Sub-Riemannian Geometry and Optimal Transport

Participants : Zeinab Badreddine, André Belotto Da Silva [University of Toronto] , Ludovic Rifford.

We have studied the Sard Conjecture and its link with the problem of existence and uniqueness of an optimal transport map for a cost given by the square of a sub-Riemannian distance. Given a totally non-holonomic distribution on a smooth manifold, the Sard Conjecture is concerned with the the size of the set of points that can be reached by singular horizontal paths starting from a same point. In the setting of rank-two distributions in dimension three, the Sard conjecture states that that set should be a subset of the so-called Martinet surface of 2-dimensional Hausdorff measure zero. In [24], A. Belotto da Silva and L. Rifford proved that the conjecture holds in the case where the Martinet surface is smooth. Moreover, they address the case of singular real-analytic Martinet surfaces and show that the result holds true under an assumption of non-transversality of the distribution on the singular set of the Martinet surface.

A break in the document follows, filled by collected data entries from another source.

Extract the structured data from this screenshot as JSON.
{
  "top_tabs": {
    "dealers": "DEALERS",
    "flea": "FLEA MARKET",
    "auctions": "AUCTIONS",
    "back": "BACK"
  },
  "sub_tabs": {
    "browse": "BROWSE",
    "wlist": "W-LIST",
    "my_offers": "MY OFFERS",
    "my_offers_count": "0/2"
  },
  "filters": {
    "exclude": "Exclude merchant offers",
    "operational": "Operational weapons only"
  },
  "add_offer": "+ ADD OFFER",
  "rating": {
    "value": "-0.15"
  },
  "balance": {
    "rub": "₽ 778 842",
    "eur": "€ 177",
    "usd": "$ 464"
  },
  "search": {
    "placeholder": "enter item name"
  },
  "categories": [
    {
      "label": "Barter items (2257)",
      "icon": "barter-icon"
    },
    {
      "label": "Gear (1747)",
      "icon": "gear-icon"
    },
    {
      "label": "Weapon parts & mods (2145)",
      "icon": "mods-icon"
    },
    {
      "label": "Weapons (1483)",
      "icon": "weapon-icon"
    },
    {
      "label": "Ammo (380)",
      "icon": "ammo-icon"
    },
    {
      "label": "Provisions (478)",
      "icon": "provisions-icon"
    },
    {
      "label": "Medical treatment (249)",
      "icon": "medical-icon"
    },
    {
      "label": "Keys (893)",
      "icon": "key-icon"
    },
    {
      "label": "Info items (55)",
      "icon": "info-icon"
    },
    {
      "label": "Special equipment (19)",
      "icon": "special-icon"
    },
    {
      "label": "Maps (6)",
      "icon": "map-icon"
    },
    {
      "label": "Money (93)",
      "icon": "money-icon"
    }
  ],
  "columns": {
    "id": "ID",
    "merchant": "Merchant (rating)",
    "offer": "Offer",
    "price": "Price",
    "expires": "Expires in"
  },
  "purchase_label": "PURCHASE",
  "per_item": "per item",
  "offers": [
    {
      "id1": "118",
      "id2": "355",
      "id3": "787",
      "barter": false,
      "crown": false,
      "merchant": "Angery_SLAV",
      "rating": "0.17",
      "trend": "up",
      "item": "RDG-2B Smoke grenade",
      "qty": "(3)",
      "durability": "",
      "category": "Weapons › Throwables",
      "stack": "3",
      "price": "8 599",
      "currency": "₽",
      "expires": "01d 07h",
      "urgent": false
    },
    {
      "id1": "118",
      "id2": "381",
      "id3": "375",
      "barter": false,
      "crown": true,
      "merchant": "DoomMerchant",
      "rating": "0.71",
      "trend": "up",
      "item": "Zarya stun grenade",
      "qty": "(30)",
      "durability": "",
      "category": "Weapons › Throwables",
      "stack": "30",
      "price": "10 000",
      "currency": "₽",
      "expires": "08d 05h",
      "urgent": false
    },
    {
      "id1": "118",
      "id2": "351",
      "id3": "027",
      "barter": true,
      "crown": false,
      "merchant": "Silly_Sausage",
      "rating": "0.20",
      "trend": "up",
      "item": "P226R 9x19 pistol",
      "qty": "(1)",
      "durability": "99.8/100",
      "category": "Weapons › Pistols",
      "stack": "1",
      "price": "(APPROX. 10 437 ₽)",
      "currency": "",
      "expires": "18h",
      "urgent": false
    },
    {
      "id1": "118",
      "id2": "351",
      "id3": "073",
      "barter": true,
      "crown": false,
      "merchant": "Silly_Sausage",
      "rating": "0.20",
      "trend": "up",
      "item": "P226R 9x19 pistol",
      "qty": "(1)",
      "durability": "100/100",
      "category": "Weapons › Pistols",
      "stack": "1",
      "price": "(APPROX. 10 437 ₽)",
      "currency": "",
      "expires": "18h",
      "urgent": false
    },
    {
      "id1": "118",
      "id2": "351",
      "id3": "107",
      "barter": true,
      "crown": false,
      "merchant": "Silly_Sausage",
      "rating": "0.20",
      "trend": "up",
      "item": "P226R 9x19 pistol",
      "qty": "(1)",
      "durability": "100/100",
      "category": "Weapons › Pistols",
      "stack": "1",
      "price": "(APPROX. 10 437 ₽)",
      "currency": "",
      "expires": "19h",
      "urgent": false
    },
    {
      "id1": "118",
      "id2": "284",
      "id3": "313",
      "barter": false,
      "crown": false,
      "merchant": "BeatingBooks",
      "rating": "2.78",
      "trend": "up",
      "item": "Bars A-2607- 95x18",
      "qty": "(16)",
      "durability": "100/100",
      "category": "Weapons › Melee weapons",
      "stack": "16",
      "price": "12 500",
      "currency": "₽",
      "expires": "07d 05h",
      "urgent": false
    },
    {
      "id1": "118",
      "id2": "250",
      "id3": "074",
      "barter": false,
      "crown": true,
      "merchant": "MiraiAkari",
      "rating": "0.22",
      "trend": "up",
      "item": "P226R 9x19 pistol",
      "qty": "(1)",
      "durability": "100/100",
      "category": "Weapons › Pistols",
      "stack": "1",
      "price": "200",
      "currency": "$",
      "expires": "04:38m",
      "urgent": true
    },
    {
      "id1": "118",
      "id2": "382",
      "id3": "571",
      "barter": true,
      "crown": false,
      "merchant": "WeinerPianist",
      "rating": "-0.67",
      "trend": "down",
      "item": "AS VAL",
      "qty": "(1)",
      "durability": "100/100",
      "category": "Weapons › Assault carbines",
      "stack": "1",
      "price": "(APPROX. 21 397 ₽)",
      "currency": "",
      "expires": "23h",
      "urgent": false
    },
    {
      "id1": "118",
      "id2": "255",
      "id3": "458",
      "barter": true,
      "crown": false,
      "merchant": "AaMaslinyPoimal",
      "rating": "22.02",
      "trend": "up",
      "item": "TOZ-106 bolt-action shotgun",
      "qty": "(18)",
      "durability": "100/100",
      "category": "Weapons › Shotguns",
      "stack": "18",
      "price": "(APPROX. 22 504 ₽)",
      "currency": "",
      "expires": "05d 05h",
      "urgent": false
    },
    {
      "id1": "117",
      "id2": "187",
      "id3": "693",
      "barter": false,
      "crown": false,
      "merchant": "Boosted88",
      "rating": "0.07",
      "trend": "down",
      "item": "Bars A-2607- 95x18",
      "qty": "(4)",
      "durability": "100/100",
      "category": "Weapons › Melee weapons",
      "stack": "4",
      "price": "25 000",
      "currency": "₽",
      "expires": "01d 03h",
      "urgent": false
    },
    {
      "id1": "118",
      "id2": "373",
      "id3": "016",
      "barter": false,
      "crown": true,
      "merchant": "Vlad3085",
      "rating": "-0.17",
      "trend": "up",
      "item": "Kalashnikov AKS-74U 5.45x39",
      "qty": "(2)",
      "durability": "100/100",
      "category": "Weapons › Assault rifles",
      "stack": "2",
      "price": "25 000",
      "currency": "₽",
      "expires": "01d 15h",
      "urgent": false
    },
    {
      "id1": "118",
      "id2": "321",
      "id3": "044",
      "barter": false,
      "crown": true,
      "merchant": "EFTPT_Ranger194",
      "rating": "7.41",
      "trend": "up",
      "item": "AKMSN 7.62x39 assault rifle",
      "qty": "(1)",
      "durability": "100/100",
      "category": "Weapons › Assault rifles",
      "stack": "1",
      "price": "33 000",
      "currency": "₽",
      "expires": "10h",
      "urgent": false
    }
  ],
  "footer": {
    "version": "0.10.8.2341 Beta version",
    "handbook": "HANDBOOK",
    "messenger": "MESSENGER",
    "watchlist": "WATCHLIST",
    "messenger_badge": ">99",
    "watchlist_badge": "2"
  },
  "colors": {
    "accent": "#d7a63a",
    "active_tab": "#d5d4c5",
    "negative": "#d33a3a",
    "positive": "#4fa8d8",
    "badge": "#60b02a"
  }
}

The methods rely on the control of the divergence of vector fields generating the trace of the distribution on the Martinet surface and some techniques of resolution of singularities. In a work in progress, the control on the divergence of this "generating" vector field is the key ingredient used by Z. Badreddine to obtain results of existence and uniqueness of optimal transport map for rank-two distribution in dimension four.